Там, в тюремных и лагерных лазаретах, их, безусловно, лечат… лечить – одно, а вылечить – совсем другое. Для этого нужны дорогие препараты, хорошее питание, тёплый сухой климат и много чего ещё. Важно и отсутствие провоцирующих факторов – например, злоупотребления спиртным, наркотой в любой форме, а также курения. Курения, не в последнюю очередь курения. А мама курит давно, ежедневно, упорно и без всякой меры.

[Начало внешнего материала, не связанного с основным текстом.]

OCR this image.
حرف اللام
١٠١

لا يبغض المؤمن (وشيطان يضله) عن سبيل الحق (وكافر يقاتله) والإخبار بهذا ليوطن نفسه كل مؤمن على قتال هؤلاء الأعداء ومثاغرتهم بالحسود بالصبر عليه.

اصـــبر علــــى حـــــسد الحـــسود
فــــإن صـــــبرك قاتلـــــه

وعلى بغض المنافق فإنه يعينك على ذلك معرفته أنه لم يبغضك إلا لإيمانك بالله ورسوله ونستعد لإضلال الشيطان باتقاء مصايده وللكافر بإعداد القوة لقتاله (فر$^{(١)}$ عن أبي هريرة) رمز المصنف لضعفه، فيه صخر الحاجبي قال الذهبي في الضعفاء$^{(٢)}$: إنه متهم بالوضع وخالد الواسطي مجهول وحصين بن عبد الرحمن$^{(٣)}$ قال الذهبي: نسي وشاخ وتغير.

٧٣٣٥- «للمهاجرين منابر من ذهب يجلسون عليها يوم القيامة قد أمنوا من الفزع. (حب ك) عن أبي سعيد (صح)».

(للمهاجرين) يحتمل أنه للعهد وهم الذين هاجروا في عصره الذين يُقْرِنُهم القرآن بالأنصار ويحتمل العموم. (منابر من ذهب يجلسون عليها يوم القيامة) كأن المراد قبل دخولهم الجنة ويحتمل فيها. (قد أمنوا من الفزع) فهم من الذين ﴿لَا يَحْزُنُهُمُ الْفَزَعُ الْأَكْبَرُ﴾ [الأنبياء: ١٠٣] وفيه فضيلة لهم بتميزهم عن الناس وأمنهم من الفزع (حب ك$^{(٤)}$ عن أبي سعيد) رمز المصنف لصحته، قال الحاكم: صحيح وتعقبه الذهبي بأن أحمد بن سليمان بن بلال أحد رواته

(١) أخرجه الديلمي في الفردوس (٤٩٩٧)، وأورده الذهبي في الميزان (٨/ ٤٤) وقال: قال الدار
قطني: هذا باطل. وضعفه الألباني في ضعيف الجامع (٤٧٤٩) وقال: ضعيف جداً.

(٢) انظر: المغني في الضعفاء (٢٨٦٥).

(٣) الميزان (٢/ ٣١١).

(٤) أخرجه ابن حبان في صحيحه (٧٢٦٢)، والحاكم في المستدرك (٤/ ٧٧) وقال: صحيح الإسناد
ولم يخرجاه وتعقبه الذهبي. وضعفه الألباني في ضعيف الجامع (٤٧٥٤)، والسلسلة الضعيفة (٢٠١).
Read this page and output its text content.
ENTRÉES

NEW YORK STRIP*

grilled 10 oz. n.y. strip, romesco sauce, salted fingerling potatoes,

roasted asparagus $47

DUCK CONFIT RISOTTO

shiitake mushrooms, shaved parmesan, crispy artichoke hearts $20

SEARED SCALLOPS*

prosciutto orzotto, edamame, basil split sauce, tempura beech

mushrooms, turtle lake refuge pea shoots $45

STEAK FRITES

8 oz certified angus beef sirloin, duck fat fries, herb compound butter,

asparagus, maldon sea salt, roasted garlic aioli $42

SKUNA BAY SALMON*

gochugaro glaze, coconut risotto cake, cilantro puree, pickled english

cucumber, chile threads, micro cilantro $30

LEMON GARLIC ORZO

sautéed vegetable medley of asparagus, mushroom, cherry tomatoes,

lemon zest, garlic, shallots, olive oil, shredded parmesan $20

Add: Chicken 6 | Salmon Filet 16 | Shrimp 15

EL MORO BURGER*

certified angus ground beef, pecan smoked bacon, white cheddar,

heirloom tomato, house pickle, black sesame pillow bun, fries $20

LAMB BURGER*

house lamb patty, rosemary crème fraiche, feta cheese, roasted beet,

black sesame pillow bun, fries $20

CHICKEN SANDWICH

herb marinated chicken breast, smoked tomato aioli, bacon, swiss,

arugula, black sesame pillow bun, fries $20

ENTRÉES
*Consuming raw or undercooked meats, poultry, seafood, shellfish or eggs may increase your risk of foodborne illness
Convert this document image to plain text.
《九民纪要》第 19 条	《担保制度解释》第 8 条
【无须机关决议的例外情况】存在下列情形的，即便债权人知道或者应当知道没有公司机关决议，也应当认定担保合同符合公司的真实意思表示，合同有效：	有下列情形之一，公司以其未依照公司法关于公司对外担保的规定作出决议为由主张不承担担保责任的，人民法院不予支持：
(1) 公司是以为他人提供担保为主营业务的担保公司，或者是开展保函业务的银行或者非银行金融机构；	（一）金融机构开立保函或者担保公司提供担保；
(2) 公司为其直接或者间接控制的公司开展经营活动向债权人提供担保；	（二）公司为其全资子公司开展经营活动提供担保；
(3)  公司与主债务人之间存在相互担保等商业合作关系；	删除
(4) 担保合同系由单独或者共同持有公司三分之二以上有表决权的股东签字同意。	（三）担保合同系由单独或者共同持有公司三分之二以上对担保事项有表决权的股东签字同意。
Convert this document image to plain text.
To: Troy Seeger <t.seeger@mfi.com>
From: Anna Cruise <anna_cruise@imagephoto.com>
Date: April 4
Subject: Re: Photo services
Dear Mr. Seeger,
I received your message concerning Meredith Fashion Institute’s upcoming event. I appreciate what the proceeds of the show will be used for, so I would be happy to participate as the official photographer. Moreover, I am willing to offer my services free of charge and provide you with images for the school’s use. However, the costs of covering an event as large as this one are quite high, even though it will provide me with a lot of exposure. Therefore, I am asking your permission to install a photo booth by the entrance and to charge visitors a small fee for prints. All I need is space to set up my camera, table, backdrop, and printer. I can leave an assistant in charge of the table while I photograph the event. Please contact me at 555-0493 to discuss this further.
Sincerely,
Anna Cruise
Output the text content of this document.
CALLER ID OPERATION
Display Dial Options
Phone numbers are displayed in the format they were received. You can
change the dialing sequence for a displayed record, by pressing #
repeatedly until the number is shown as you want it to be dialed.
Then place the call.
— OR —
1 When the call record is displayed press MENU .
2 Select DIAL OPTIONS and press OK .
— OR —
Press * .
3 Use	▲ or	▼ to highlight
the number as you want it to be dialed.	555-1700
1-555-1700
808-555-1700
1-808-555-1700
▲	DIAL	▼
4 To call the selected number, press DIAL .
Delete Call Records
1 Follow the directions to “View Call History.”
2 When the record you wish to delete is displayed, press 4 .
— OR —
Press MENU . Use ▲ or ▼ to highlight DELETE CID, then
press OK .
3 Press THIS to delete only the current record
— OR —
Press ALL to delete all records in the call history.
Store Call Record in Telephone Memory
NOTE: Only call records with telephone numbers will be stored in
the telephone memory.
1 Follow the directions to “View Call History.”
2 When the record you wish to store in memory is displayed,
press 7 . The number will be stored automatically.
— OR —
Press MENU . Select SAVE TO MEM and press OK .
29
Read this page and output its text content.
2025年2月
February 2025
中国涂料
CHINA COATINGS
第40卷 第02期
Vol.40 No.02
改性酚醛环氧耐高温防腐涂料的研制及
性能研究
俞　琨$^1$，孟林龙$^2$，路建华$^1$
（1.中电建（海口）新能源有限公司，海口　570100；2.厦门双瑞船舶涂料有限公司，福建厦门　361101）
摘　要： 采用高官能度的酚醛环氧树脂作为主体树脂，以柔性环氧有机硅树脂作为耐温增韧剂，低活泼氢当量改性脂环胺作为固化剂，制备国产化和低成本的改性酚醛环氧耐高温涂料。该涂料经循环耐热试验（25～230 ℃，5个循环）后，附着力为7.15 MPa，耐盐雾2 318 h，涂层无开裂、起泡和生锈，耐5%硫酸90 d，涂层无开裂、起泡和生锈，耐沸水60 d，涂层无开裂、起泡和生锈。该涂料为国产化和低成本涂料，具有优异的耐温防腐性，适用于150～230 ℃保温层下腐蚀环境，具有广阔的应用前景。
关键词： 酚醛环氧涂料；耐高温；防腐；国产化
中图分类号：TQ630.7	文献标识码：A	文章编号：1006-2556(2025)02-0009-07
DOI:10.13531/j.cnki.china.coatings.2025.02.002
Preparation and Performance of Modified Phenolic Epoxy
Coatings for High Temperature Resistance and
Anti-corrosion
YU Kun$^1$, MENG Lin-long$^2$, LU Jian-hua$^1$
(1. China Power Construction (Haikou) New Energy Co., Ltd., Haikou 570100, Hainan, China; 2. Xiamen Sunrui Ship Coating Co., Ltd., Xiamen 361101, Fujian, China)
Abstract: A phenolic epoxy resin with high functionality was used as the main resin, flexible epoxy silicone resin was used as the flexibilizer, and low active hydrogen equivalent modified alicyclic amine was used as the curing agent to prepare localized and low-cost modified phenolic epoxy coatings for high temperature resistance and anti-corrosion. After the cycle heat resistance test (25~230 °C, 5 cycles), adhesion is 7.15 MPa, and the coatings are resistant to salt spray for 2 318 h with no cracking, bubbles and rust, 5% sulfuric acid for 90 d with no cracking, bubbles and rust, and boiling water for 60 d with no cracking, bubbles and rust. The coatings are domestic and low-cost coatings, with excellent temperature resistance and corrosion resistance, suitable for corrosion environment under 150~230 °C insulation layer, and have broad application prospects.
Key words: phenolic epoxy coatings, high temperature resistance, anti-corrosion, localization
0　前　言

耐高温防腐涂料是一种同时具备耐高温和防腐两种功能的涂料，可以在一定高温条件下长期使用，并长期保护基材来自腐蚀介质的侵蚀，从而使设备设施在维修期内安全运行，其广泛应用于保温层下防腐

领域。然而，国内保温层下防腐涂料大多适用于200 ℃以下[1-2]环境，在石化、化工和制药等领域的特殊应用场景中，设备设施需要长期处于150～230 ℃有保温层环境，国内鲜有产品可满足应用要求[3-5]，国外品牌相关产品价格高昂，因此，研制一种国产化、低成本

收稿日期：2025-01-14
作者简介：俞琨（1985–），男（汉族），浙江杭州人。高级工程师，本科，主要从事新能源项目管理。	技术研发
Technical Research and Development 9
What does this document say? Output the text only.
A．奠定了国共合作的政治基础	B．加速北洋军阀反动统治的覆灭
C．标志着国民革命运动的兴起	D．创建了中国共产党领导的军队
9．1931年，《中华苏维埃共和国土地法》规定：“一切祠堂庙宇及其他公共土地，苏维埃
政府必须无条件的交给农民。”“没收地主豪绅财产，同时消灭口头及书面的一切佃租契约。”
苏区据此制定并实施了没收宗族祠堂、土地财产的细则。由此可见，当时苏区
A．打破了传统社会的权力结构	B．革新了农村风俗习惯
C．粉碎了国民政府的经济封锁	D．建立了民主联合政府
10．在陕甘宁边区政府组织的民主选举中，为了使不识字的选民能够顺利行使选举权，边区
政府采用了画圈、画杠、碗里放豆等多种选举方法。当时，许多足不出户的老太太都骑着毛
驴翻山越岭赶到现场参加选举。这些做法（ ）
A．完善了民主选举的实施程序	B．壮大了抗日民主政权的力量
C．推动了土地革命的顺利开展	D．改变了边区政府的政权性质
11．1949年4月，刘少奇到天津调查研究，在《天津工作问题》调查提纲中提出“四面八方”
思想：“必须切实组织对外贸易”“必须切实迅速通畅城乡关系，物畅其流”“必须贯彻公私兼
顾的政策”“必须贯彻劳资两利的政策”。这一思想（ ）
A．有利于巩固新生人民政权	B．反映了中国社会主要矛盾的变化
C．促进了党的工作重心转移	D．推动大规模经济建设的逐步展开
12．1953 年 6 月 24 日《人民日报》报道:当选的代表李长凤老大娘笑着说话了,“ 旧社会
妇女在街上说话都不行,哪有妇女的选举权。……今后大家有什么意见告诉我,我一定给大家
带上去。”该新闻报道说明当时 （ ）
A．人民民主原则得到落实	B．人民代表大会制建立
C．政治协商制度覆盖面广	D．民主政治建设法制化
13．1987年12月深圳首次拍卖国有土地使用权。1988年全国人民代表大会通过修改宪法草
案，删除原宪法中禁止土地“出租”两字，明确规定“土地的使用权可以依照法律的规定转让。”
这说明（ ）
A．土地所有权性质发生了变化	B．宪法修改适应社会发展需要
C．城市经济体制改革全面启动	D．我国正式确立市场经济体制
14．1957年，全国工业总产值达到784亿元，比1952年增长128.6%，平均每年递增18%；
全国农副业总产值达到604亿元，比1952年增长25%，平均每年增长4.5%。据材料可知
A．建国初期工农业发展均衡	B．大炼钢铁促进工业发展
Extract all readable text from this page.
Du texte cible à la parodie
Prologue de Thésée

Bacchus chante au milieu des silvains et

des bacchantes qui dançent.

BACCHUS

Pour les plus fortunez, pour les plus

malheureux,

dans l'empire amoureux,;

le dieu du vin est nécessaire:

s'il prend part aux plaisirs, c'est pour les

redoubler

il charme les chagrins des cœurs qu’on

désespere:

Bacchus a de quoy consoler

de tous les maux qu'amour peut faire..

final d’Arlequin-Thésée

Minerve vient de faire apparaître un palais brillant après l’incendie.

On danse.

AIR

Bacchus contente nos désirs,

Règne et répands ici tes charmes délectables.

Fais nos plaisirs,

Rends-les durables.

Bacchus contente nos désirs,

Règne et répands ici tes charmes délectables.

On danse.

Кровохарканье – верный признак фиброзно-кавернозного процесса. Ёлки-палки, как же ты, родная, докатилась до жизни такой? Следы крови – налицо, пациентка Муханова в тубдиспансере, о её состоянии никто ничего не знает. Вот такие, брат, дела. А нам позвонить, а лучше навестить единственного на всём белом свете родного человека недосуг. Год не видел – ерунда, махнём сперва в горы, а там видно будет. У нас, видите ли, друзья, подружки, любовь, шуточки с паучками…
Бог с ним, с ужином. Как шутят гастроэнтерологи, пропагандируя умеренность в еде: «Даже самый плохой голод лучше самого хорошего поноса». Надо спать, утро вечера мудренее.
«Интересно, а с какой стати мама выключила холодильник? Пустоту домашнего хранителя деликатесов объяснить можно – предположим, решила посидеть на диете, благо лето на дворе… вегетарианство нынче в моде. Огурчики-помидорчики, молодая картошечка с укропчиком, прочая морковка… блин, до чего же жрать хочется!.. Так он ведь не просто выключен – отмыт дочиста, стоит как новенький… Странно…»
Перед мысленным взором засыпающего поползли картинки прошлого – давнего и не очень. Валентина Муханова кашляла давно.
– А ну, поворотись-ка, сын! – мать обняла Генку, приехавшего на краткосрочную летнюю побывку, отпустила, упёрла руки в бока и продолжила басом, – Экий ты дубина вымахал!
– Не в строчку, однако! – возразил стоящий на пороге студент, – У Гоголя, по-моему, звучало что-то типа «Смешные вы, сынки, в ваших поповских рясах…» Казакам, мол, шаровары полагаются. Или не так? А потом он ещё драться к ним полез…
– Кто полез?
– Атаман этот, Тарас Бульба. Или я чего-то путаю? Старший, помнится, в ухо ему дал. Он, Остап, пошёл в папашу, шашкой любил помахать, а младший Андрюха – тот больше по бабам, полячку снял симпатичную… батя запрещал, он не послушался, а старый дурень родного сына за такую мелочь вообще замочил. Нравы, я тебе скажу, у хохлов при царе были те ещё!
– Ох-хо-хо! Бедный Гоголь… Будь живой – помер бы со смеху. А так – наверняка сейчас в гробу пару раз перевернулся!